Here's an implementation of the basic moving average cross system. It should be trivial to adjust it to fit your needs.
library(quantmod)
library(tseries) # for maxdrawdown if you want it
x <- getSymbols("SPY", src="yahoo", from="2012-01-01", to="2012-12-31", auto.assign=FALSE)
n1 <- 20 # for short term moving average
n2 <- 50 # for long term moving average
x$ma1 <- SMA(Ad(x), n1) # add a short term MA
x$ma2 <- SMA(Ad(x), n2) # add a long term MA
x$spd <- x$ma1 - x$ma2 # difference between the two
x$spd[1:n2] <- 0 # flat until we have enough data to calculate both MAs
x$cross <- c(0, diff(x$spd > 0, na.pad=FALSE)) # short cross long
x$pos <- NA # Position
x$pos[x$cross == 1] <- 1 # long where it crosses from below
x$pos[x$cross == -1] <- -1 # short where it crosses from above
# fill forward your position until you get the next signal. Also, you have to
# lag your signal because today's return will be a result of yesterday's position
x$pos <- c(0, lag(na.locf(x$pos), na.pad=FALSE))
x$pos[is.na(x$pos)] <- 0
x$ret <- c(0, ROC(Ad(x), na.pad=FALSE))
x$cumret <- cumsum(x$pos * x$ret)
out <- data.frame(n1=n1, n2=n2, cumret=as.numeric(last(x$cumret)),
mdd=maxdrawdown(x$cumret)$maxdrawdown, ntrades=sum(abs(x$cross)))
out
tail(x)
Edit
Ok then, using your data
library(quantmod) # for Lag. Also loads zoo which is needed for na.locf, and
# TTR which is needed for ROC
x <- Data[, 1:3]
x$pos <- NA
x$pos[with(x, nSignal >= 0.7 & Trend < 0)] <- -1
x$pos[with(x, nSignal >= 0.7 & Trend > 0)] <- 1
x$pos <- na.locf(x$pos)
x$pos[is.na(x$pos)] <- 0 # first few rows are NA; replace with 0 meaning "no position"

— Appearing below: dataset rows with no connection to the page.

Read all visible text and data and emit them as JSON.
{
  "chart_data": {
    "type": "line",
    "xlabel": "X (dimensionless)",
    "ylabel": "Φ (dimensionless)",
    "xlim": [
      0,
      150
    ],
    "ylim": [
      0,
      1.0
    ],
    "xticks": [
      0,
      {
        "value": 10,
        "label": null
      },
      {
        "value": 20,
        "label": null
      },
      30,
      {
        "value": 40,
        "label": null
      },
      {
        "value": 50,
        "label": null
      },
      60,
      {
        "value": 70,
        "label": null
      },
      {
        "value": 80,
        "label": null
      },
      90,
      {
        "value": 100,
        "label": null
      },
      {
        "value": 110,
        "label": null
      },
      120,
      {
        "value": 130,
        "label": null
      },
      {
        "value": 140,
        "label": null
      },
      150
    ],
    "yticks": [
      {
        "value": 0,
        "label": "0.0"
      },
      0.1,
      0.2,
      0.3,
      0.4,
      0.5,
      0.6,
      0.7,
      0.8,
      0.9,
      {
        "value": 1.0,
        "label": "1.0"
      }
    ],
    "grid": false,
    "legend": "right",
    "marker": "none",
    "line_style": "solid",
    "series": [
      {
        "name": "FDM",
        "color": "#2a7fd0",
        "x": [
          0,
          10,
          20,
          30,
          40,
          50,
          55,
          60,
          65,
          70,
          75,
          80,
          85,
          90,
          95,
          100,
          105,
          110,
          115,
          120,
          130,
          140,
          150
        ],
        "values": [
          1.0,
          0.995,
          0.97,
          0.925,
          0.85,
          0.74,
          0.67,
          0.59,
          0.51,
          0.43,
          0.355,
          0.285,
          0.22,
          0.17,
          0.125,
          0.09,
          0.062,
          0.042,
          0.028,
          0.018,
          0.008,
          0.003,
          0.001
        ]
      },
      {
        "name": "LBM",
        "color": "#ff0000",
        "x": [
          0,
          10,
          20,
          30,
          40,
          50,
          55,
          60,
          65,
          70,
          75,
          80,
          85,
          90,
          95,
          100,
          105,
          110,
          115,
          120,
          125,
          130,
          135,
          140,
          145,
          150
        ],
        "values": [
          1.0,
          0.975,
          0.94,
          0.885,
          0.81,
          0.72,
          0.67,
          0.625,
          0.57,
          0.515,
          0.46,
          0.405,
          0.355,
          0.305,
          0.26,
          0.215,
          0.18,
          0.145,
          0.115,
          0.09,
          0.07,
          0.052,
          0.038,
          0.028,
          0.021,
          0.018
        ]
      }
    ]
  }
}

x$ret <- ROC(x$PriceTao) * Lag(x$pos) # yesterdays position * return from yesterday to today
x
Note that you are using a data.frame
which is slower than a matrix
. Also, you do not have any dates or times associated with your data. IMHO xts
or zoo
would be a better data structure if you actually have time series data.